Carouge fait office de carrefour (et de parking aussi) entre Genève et la France, ainsi qu’entre Genève et le reste du monde : la Praille. Quand un aborigène parle de « Carouge », il est capital de savoir qu’il désigne à 90 % des fois la place du Marché, bien que Carouge englobe les Acacias et le bord de l’Arve jusqu’au « Bout du Monde ». En effet au Congrès de Versailles, comme on ne savait pas que faire du territoire des Acacias (son cas fut longuement discuté), il fut attribué à Carouge au grand dam de ceux ci. En effet les Acacias étaient réputées pour loger des personnages mi figue mi raisin…

D’une superficie de 3 km2 (en comptant « le bout du monde »), Carouge a une population variable en genre et en nombre selon l’heure de la journée. La journée, la petite ville est remplie de vieilles dames venant soit boire le thé et manger des pâtisseries dans les fameux tea-rooms, soit acheter des bougies parfumées à 90frs/pièce, et le samedi matin, le gratin de Genève vient acheter son fromage et ses carottes biologiques au marché (et ça, c’est un scoop pour la majorité de la population qui ne s’en rend pas compte, puisqu’elle dort). La nuit en revanche, la population peut facilement être multipliée par 10, et Carouge prend un tout autre visage. Les causes de cette invasion sont évidentes : Carouge est entourée de communes immobiles et ennuyeuses à mourir, d’où déferlent des vagues de jeunes qu’il faut initier aux joies de.. tout, en fait (et en particulier de l'alcool...) Mais on y apprend vite, et les carougeois sont ravis d’être envahis, car la population indigène n’est pas toujours coopérante. Elle est composée d'environ 2500 habitants (dont 30% sont des alcooliques, 10% des propriétaires de bars et 60% de racailles qui peuvent vous tabasser pour une cigarette...). Notons que l’écrasante unanimité des genevois pensent que Carouge est un pré peuplé de poules et de vaches.

[modifier] Faune et Flore

[modifier] Faune

Carouge a depuis toujours intéressé les spécialistes les plus pointus grâce à sa faune si particulière. En voici un échantillon :

La panthère rose : Grand animal rose très bien installé à Carouge. Il est aperçu par de nombreux visiteurs, surtout en fin de semaine. Personne n’a encore réussi à déterminer les raisons pour lesquelles cet animal étrange s’est précisément installé à Carouge, mais la police municipale a réussi à déterminer son implication dans de nombreux accidents de la route. Un mandat d’arrêt existe contre lui. Notons que plusieurs témoins affirment qu’il ressemblerait plutôt à un (ou deux) éléphants.
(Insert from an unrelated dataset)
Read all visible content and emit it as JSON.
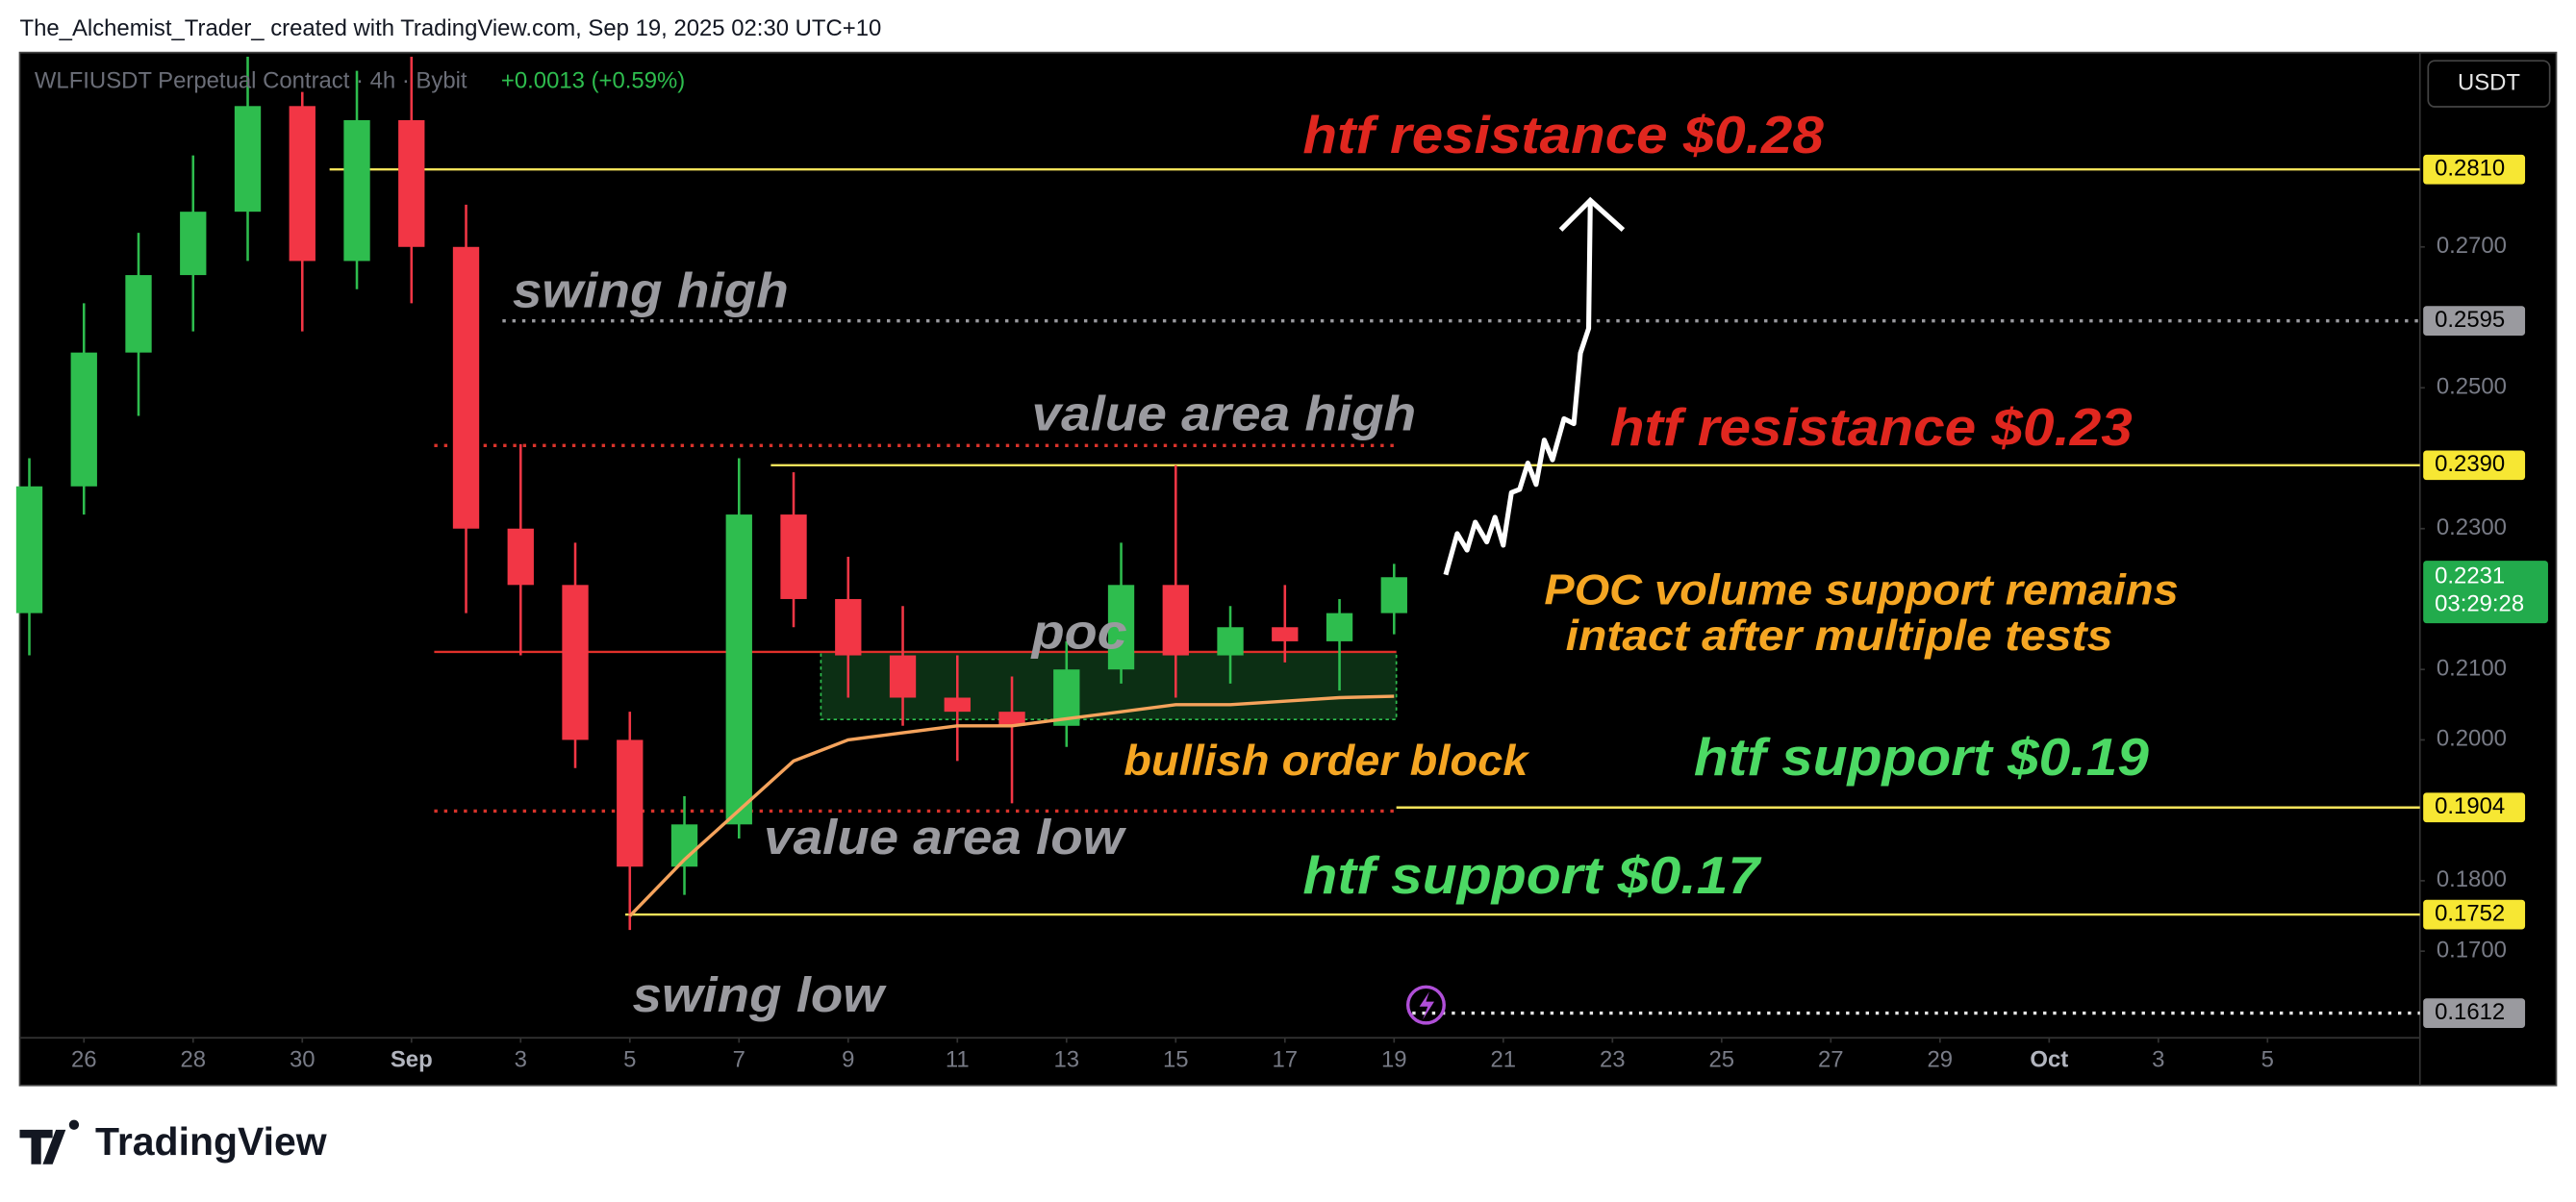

Les pigeons : Pour les trouver, pas de problèmes ; il suffit de s’arrêter devant une des boutiques de vêtements « originaux » (dire « différents », sinon les créateurs se vexent) aux prix tout aussi originaux et qui ont établi leur corporation d’imposteurs à Carouge. Les pigeons adorent entrer dans ces boutiques, tu ne pourras pas les rater. Cette espèce ne se reproduit pas qu’à Carouge ; on en trouve aussi place Vendôme.
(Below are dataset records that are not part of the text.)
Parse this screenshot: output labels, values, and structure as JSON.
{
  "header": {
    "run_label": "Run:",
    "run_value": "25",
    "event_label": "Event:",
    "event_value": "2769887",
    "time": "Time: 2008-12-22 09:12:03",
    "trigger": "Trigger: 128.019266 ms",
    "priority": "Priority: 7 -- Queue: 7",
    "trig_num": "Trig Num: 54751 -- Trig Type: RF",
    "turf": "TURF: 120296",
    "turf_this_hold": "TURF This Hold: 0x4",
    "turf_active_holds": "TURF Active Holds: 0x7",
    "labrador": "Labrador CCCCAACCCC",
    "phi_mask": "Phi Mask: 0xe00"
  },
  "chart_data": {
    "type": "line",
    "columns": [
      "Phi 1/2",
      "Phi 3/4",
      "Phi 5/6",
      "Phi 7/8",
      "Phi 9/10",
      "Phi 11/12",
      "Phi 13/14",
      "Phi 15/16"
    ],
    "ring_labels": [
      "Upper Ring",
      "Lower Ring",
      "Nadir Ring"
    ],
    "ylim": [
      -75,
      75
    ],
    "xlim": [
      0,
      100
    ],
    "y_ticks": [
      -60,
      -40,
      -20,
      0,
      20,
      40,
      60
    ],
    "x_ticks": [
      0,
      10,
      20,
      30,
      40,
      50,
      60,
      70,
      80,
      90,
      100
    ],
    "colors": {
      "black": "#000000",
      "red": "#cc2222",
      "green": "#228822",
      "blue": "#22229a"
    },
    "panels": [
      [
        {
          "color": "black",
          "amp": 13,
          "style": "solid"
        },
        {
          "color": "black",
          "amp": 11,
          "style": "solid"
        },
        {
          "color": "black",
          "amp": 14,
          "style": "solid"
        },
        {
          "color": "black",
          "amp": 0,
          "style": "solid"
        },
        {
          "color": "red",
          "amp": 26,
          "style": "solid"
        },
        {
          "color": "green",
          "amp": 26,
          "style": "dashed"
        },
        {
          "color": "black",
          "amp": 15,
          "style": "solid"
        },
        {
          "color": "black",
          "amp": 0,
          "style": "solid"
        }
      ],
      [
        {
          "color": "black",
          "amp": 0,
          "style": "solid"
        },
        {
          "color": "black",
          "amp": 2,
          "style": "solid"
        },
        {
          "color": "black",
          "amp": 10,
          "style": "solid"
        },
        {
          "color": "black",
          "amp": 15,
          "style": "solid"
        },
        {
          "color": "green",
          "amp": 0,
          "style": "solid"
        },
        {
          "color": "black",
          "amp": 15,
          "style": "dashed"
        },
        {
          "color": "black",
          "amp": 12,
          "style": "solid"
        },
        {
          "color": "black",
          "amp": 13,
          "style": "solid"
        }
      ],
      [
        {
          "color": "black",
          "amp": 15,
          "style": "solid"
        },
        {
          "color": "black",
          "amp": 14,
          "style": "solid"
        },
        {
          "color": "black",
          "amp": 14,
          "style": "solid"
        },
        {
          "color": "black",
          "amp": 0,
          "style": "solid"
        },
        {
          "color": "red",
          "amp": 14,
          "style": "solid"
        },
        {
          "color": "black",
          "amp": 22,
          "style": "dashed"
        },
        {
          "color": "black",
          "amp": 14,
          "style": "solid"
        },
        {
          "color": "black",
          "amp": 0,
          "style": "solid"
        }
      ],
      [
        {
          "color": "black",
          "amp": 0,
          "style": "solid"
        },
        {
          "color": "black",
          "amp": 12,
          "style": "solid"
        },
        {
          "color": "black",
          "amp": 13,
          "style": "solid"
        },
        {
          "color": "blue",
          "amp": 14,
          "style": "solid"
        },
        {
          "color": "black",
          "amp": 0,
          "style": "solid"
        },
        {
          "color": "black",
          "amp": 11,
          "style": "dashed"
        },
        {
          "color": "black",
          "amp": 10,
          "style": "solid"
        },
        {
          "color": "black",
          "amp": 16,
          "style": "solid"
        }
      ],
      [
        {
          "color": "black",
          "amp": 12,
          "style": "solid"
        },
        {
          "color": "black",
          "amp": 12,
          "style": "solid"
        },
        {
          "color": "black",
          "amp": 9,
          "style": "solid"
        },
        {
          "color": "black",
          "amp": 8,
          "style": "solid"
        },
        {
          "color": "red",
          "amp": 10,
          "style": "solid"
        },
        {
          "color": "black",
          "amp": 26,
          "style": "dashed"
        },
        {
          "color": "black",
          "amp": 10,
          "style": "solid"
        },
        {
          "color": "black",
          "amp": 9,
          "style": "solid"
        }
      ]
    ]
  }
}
Le japonais : On le trouve sous son appareil photo, sur la place principale. En général, il est admiratif et pose des questions étranges comme « D’oû t’sais la stadium ? »

Le dindon : Il est théoriquement en voie de disparition, mais connaît un essor incroyable à Carouge. Il ne vient à Carouge que pour les vernissages ou les bars à vin, mais pense faire partie du paysage. En général cravaté, il « passe » après le bureau, avant de retourner d’où il n’aurait pas dû se lever : la France. Selon toute vraisemblance, le dindon se sent chez lui et se conduit en toute décontraction. Il a une fâcheuse tendance à devoir « faire un saut » à la permanence en partant.
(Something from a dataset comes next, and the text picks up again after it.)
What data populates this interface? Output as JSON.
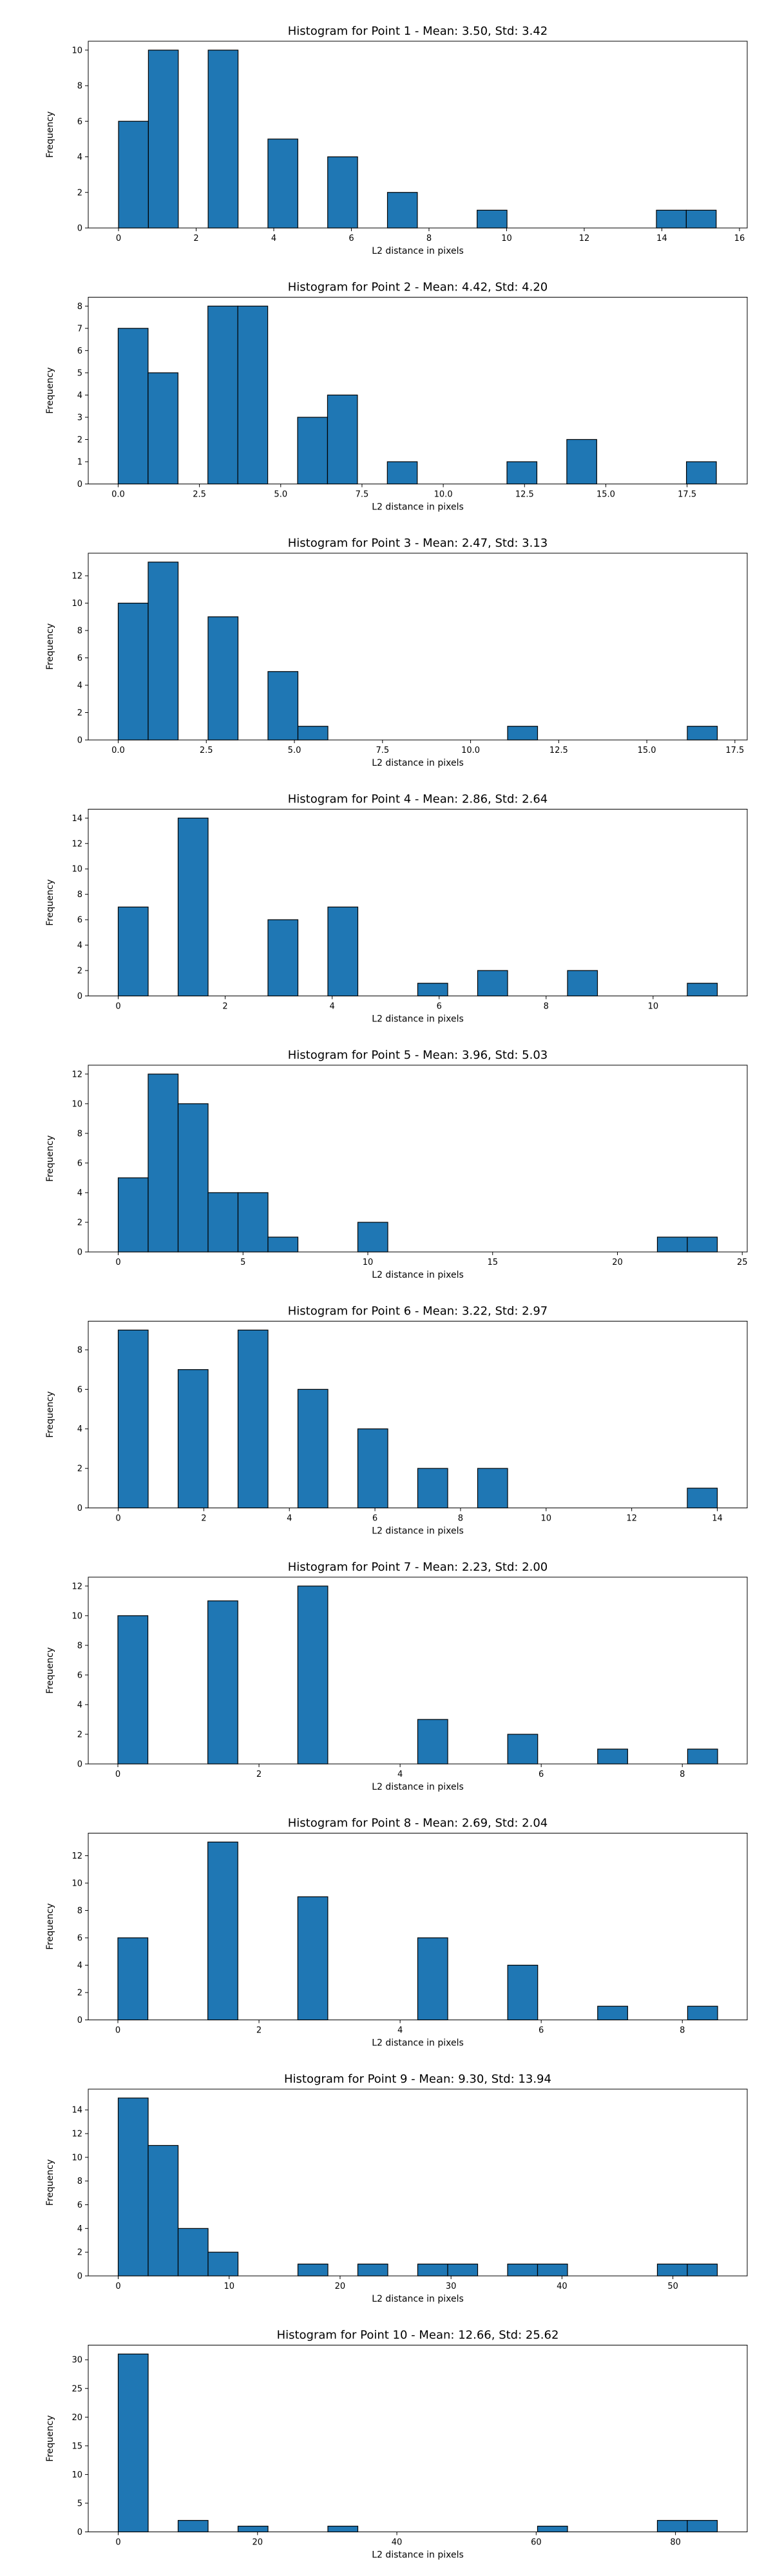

La marmotte : Ce mammifère saisonnier hiberne toute l’année (où ? C’est un mystère), mais s’éveille en sursaut de temps en temps (les jours de match) pour venir regarder avec passion la télévision dans les bars ou cafés de Carouge. Il se déplace en troupeau, selon ses goûts footballistiques. Il peut se montrer d’une agitation et d’une mauvaise foi éblouissantes.

Le babouin : Le babouin est toujours content, et toujours tout rouge. Indispensable à l’économie de la ville, il fait vivre les tenanciers de bar. La plupart se sent de la lignée des Nicolas Bouvier et autres Michel Blanc ayant fait partie du paysage carougeois. Ils ont des airs de poètes maudits ou d’artistes méconnus, et pensent avoir leurs places attitrées dans les bars. Ils ont eux aussi développé leur propre langage.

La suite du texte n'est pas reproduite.